How Much is Too Much?
by Mary Jo Rapini
I was on my run the other day and stopped at the park to get some water. I sat on a bench to quench my thirst, closed my eyes and listened. Among the happiest sounds in the world are children at play: their little voices, their excited screams, their bargaining with their parents for more time to play.
What I also overheard: “Mommy, was that good?” and “Daddy, did you see that throw?” The mom and dad each responded with affirming comments such as “Good job!”
Are we raising a generation of kids who expect praise for almost anything?
Expecting and receiving praise on a regular basis weren’t standard when I was a kid – or at least I don’t remember that happening much in my family. Eastern cultures believe too much praise causes kids to grow up into self-serving adults with big egos who are lazy. They may have something there; more and more young people seem not to have as strong of a work ethic as previous generations. These are likely the same kids who grew up getting an allowance “just because.” However, the whole idea behind an allowance is to instill the concept of working for pay (by doing chores, for example) and to teach a youngster to manage money. Like praise, it seems that some parents are giving away allowance for free.
Is praise bad for kids? No, not if done appropriately. For example, research has shown that praising a small toddler for having good manners actually does produce more polite teens. When might praise be inappropriate? When you praise your Little League pitcher simply for throwing a good pitch. You should not necessarily praise a child’s gifts or natural talents. However, if you praise your star ballplayer for being compassionate toward another player, or for demonstrating excellent sportsmanship – that’s praise that can ultimately serve your child well.
It can all be so confusing for parents. One doctor tells you to praise your kids; your own parents may tell you not to. If you were raised by parents who rarely praised you, you may be determined to regularly praise your children. But, from your kids’ point of view, praising too often could mean one of two things: that you feel sorry for them and think they need praise because they are losers; or that you aren’t really engaged with them because you are praising them for something they already know. Here are a few guidelines that will help you re-consider before you praise:
Be careful praising them for what comes naturally.
If you praise your kid for an A in math that comes easily, your child may end up taking fewer risks and be less willing to fail. He could worry that you won’t praise him for the effort. This can cause anxious, hesitant kids.
Be careful praising kids for something they love to do.
This can lead a child to believe that he must always love what he’s doing. Such children may grow up thinking life shouldn’t be so hard; they can be easily defeated when challenged.
Using comparisons with other children can backfire.
Telling your children that they are better, stronger or more attractive than their peers makes children grow up to think in a win/lose mindset. They become very competitive. These children may not seek to understand others; they will seek to win an argument, win a position, or win a relationship.

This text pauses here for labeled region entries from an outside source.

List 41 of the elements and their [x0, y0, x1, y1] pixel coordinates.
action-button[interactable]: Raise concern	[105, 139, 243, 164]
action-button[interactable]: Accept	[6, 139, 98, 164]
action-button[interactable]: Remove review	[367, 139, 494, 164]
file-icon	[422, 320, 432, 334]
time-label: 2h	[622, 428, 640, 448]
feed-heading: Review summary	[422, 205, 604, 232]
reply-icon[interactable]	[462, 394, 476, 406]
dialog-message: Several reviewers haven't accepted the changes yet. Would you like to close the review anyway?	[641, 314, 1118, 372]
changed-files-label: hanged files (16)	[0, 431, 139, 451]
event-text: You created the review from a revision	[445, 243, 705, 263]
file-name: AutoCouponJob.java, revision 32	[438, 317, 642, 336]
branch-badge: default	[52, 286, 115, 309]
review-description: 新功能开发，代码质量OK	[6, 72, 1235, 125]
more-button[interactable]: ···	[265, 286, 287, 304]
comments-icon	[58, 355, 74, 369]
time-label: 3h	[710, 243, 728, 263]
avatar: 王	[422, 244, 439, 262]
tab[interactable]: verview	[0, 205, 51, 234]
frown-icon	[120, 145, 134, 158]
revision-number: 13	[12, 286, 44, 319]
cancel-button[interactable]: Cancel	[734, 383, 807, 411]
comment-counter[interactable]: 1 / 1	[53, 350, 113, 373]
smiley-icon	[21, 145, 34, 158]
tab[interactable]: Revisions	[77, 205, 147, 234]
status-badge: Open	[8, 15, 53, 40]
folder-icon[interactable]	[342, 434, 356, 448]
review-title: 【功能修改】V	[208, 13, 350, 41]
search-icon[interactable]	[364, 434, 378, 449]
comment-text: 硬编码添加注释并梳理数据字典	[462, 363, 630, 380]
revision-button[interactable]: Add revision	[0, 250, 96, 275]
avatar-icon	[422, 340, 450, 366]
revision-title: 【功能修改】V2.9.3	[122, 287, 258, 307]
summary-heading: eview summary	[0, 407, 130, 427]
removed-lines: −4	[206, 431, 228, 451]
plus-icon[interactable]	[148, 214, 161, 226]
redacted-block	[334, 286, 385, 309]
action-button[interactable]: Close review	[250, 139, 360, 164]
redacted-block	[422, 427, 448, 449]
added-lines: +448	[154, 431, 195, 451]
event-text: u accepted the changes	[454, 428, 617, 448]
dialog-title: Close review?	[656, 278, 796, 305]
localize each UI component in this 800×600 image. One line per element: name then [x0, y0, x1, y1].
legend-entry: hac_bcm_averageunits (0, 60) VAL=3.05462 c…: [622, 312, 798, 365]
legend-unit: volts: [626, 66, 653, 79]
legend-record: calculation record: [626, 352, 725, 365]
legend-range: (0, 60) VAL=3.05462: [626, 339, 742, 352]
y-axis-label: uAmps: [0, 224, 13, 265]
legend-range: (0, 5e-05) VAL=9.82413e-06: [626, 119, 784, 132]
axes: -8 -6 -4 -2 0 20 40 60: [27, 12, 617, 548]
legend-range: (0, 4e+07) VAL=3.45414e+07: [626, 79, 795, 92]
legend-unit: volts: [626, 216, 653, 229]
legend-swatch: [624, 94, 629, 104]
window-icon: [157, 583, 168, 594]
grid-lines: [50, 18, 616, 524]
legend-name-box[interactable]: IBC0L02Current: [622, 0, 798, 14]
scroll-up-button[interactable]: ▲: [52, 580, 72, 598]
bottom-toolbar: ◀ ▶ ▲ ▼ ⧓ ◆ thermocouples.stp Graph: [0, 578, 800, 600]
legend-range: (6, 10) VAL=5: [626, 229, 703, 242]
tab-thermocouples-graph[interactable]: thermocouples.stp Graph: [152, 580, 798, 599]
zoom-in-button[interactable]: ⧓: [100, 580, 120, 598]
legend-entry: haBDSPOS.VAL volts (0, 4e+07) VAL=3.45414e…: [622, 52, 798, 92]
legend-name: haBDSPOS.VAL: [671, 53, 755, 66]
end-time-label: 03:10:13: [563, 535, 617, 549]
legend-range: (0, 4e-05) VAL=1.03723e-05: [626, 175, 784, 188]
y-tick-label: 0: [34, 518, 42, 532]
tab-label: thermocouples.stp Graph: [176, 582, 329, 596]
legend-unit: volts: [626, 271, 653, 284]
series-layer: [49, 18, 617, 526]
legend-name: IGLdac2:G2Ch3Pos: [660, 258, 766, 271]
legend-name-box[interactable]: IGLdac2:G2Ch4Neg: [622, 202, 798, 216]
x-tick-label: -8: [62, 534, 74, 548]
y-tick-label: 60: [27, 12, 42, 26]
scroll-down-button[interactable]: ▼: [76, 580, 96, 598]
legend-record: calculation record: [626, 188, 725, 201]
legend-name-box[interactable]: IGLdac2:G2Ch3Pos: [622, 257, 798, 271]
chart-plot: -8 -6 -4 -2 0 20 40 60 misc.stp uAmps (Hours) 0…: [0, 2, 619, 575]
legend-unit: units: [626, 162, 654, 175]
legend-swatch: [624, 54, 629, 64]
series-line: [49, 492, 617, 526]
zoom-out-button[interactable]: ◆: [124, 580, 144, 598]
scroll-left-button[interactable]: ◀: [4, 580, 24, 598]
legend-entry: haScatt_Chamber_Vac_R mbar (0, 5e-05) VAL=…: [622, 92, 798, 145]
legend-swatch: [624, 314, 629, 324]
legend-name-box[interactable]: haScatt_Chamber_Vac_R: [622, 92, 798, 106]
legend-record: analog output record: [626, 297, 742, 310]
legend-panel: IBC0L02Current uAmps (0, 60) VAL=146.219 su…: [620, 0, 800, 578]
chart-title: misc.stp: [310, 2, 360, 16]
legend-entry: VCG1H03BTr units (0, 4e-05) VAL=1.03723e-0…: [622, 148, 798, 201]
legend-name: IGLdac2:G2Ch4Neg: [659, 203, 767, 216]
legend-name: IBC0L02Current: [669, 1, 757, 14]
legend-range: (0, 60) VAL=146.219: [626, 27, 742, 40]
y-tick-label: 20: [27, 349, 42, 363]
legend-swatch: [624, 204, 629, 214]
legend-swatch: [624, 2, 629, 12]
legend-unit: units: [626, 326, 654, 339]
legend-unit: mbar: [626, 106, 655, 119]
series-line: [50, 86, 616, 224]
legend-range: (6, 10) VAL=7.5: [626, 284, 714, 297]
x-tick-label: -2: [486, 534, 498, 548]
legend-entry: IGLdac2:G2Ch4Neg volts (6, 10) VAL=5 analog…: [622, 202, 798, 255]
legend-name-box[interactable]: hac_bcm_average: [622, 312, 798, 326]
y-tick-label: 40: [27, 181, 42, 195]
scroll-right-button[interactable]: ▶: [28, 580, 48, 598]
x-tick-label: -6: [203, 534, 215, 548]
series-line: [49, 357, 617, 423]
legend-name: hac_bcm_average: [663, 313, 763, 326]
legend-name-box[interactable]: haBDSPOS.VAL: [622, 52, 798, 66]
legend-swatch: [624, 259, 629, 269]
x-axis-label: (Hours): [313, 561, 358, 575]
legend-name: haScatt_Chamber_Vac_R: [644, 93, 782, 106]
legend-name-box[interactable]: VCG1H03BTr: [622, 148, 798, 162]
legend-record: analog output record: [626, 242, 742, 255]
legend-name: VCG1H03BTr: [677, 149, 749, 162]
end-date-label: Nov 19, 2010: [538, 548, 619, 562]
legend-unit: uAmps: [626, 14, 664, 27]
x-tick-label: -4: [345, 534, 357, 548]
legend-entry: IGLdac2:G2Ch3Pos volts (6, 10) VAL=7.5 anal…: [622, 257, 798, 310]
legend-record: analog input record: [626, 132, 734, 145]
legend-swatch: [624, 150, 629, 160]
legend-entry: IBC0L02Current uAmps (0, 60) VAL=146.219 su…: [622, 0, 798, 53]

Don’t forget, no matter whom you know or how high you go, getting along with others can make or break you. Teaching your kids to be compassionate and polite can be more important and more highly correlated to their future happiness and success than promoting comparisons and competitiveness.
Praising your youngster for physical attractiveness should be used with caution.
As a parent, it is easy to tell children how beautiful or handsome they are. When a girl is praised for her looks, it tells her that the person issuing the praise puts a real value on physical appearance. The media’s focus on looks and beauty puts additional pressure on girls to “look pretty.” Your daughter in middle school may begin to think she cannot leave the house without her hair and makeup done. Encouragement and modest praise when your child is discouraged with, for example, a tedious practice schedule or difficult lesson plan will help build your child’s self-esteem more than telling her how pretty she is.
When praising, bear in mind a child’s age and developmental level. If you praise a teen insincerely, he may think you are trying to manipulate him. A toddler may need to hear frequently that he did good work, or you liked the colors he chose. Kids naturally will begin building their own internal confidence if they face a challenge and work well with it. Constantly telling children how great they are makes them take fewer risks to try the very challenges that will build their self-esteem. Praise is powerful, so use it wisely.
Mary Jo Rapini is a licensed psychotherapist and co-author with Janine J. Sherman of Start Talking: A Girl’s Guide for You and Your Mom About Health, Sex or Whatever.